Darby desenvolveu a ideia de que existe uma igreja visível (correspondente ao Corpo de Cristo na terra), à qual pertencem todas as igrejas. Se uma igreja local não caminha em conformidade com o restante, ela estaria, segundo ele, fora do Corpo — ou seja, deixaria de ser uma verdadeira igreja.
No entanto, este não é um princípio bíblico. A Palavra de Deus fala de uma igreja invisível — o Corpo de Cristo — composta por todos os que pertencem ao Senhor Jesus, e de igrejas locais diretamente controladas por Ele, que está no meio das igrejas que se reúnem em Seu Nome, sem ligação denominacional.
É arrogância de um homem, ou grupo de homens, reivindicar autoridade divina e excluir uma igreja da comunhão. Isso cabe somente ao Dono das igrejas.
Naturalmente, cada servo do Senhor tem o direito de, diante de Deus, decidir onde entende que pode servi-Lo com maior proveito espiritual. Muitos podem ter dificuldades em certos ajuntamentos, mas isso não lhes dá o direito de criticar os que não pensam como eles. Todos nós compareceremos diante do Tribunal de Cristo.
O princípio ensinado por Darby revelou-se desastroso. Segundo esse princípio, sempre que uma igreja enfrentasse um problema, todas as demais teriam de se pronunciar a respeito, o que, na prática, colocava tudo nas mãos de alguns irmãos reunidos em encontros centrais de "cuidado".
Isso, mesmo que nem sempre ocorra, abre caminho para a formação de uma ditadura espiritual. Darby forçou todos a tomarem posição com relação à igreja de Bristol, o que resultou numa divisão que se espalhou mundialmente e jamais foi sanada.
Os seguidores dos princípios de Darby são conhecidos como "Irmãos Exclusivistas", enquanto os que defendem a autonomia das igrejas locais são chamados de "Irmãos Abertos".
São rótulos inadequados.
Os exclusivistas mais moderados já não acusam os irmãos abertos da heresia de Newton (uma acusação totalmente infundada), mas ainda os acusam de "independência" ou até mesmo de "neutralidade" com relação a Cristo.
Isso se baseia no fato de que os irmãos abertos se recusam a admitir que o grupo dos exclusivistas seja o único Corpo de Cristo.
O princípio equivocado de comunhão só poderia gerar confusão — como, de fato, gerou.
CONCLUSÃO
Então, é este o fim da história? De forma alguma!
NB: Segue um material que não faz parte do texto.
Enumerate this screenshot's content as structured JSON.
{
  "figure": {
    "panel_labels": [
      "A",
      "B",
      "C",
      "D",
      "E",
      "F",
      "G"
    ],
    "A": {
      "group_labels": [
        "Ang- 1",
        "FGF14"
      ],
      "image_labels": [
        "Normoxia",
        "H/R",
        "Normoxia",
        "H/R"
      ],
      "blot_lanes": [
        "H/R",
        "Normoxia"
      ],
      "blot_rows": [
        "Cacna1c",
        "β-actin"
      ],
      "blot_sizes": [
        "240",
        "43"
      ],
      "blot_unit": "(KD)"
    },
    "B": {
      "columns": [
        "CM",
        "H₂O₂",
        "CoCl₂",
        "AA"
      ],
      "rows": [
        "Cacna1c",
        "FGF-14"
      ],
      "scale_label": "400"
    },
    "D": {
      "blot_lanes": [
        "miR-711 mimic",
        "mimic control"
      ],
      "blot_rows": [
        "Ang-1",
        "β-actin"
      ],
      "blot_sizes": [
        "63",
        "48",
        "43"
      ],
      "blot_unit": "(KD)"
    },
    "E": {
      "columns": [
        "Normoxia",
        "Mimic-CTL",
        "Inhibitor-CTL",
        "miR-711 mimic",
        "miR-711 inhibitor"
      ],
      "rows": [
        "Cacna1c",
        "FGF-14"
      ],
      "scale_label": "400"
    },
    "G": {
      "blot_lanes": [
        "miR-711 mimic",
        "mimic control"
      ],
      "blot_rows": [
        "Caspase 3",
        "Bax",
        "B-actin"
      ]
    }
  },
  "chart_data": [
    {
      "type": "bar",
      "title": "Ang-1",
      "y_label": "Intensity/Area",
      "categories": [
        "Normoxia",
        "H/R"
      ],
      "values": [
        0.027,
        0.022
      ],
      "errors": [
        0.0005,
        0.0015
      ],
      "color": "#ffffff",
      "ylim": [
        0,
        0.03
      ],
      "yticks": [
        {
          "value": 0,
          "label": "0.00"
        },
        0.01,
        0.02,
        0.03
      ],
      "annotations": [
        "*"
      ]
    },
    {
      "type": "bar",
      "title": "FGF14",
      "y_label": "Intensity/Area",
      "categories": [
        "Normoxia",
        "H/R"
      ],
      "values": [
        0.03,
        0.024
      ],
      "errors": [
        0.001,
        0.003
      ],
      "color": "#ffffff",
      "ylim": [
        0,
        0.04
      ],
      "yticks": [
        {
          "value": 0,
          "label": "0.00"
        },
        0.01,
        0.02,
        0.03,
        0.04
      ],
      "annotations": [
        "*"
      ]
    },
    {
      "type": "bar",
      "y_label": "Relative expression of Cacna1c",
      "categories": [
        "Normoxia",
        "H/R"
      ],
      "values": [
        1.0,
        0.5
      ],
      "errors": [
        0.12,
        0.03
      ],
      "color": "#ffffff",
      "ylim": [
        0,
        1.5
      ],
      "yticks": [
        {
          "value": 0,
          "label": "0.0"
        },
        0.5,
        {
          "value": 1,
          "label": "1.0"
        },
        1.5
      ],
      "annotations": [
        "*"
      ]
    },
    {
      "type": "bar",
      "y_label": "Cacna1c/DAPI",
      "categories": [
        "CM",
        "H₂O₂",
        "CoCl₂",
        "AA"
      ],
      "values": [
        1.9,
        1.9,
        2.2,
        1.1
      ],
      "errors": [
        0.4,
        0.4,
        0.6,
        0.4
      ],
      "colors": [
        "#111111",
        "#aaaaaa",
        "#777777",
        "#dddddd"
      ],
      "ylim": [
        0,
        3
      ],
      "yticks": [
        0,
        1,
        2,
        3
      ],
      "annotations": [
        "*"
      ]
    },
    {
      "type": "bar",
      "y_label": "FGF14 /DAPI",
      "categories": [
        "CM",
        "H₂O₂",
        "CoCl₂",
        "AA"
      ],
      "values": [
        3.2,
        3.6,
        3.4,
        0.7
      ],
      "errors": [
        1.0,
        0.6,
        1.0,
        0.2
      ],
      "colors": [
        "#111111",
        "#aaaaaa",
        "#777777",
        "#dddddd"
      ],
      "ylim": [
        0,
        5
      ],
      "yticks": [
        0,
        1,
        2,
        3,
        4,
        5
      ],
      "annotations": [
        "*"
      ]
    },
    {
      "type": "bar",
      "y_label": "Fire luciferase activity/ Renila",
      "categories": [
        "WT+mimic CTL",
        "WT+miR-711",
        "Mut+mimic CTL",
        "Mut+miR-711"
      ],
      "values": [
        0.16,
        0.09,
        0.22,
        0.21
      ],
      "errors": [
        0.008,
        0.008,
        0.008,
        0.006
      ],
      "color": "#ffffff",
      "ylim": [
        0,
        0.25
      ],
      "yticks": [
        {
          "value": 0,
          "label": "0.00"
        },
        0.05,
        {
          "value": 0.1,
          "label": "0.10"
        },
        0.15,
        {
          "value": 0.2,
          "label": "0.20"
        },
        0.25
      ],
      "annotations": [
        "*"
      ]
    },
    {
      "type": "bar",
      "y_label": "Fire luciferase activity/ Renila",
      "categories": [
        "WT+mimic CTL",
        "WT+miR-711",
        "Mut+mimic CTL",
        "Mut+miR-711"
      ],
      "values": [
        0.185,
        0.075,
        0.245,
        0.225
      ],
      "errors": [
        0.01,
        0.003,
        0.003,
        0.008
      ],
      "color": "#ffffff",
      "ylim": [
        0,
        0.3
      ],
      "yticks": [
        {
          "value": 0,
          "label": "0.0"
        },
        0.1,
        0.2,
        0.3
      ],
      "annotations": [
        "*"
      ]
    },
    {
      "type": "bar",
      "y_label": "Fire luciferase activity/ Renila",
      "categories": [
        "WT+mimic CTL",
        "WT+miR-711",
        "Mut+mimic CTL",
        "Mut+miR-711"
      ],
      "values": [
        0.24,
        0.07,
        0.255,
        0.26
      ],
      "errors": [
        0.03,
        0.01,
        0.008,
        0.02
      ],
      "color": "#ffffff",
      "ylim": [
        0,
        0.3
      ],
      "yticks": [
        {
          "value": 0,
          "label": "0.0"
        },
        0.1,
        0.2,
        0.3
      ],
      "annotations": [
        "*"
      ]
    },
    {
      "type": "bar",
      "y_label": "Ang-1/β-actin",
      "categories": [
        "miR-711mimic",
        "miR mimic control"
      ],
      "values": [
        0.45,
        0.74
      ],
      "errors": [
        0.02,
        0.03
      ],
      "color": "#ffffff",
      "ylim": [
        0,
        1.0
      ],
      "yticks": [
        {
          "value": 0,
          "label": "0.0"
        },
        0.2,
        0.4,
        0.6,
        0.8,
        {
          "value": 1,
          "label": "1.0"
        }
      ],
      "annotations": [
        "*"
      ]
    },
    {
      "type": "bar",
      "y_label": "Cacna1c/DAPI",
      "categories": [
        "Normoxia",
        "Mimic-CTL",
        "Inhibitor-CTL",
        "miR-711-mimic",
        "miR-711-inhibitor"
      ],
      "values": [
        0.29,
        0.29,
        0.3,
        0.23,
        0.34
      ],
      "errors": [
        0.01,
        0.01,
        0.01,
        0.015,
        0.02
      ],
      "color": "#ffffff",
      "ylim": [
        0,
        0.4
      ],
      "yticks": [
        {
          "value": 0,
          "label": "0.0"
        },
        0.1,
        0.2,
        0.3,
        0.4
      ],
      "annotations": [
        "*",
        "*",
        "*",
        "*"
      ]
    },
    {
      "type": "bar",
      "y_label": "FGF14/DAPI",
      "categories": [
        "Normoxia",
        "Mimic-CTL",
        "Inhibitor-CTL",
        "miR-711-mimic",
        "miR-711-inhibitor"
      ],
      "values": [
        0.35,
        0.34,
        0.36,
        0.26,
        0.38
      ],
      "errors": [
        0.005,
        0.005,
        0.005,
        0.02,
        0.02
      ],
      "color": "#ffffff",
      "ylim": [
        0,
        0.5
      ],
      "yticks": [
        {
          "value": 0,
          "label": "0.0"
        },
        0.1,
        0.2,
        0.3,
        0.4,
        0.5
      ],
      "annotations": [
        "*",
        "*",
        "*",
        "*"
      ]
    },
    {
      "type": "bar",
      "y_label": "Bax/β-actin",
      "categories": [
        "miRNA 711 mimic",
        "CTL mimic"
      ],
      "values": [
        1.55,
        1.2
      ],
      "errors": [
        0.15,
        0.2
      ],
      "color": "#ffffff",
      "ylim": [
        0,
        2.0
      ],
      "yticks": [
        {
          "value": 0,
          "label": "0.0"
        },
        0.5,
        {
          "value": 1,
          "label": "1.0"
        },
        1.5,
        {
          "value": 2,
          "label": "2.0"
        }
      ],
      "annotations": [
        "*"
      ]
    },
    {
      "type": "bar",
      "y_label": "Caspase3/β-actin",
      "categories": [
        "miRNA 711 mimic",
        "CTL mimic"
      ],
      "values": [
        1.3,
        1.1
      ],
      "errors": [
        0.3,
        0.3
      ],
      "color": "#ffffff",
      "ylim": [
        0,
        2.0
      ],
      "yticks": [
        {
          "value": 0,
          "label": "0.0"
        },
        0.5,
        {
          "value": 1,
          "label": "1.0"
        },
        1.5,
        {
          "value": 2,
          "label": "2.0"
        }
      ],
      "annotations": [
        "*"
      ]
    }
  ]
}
Relatos históricos tais como este têm sido elaborados, às vezes, com o propósito de demonstrar que todos os fatos têm-se desenvolvido para provar que a "nossa" obra é o verdadeiro cúmulo de tudo quanto Deus quer fazer aqui na terra.
Tenho lido tais conceitos emitidos por Batistas, pelo Movimento Pentecostal, pela seita chamada "Igreja Local" e também, tristemente, pelos vários grupos dos chamados "Irmãos".
Que o Senhor nos guarde de tamanha arrogância!
Enquanto Cristo não voltar para buscar a Sua igreja, Ele é soberano e pode usar quem Ele quiser na obra dEle.
A nossa responsabilidade em nossa geração é, simplesmente, reunir em nome de Cristo e na simplicidade das Escrituras e procurar implantar os princípios bíblicos em nossos ajuntamentos.
As Escrituras são o tribunal final de autoridade, não a história de bons irmãos, por mais útil que seja.
O Senhor Jesus é o único que merece a nossa lealdade incondicional.
Que sejamos fiéis a Ele e à Sua Palavra!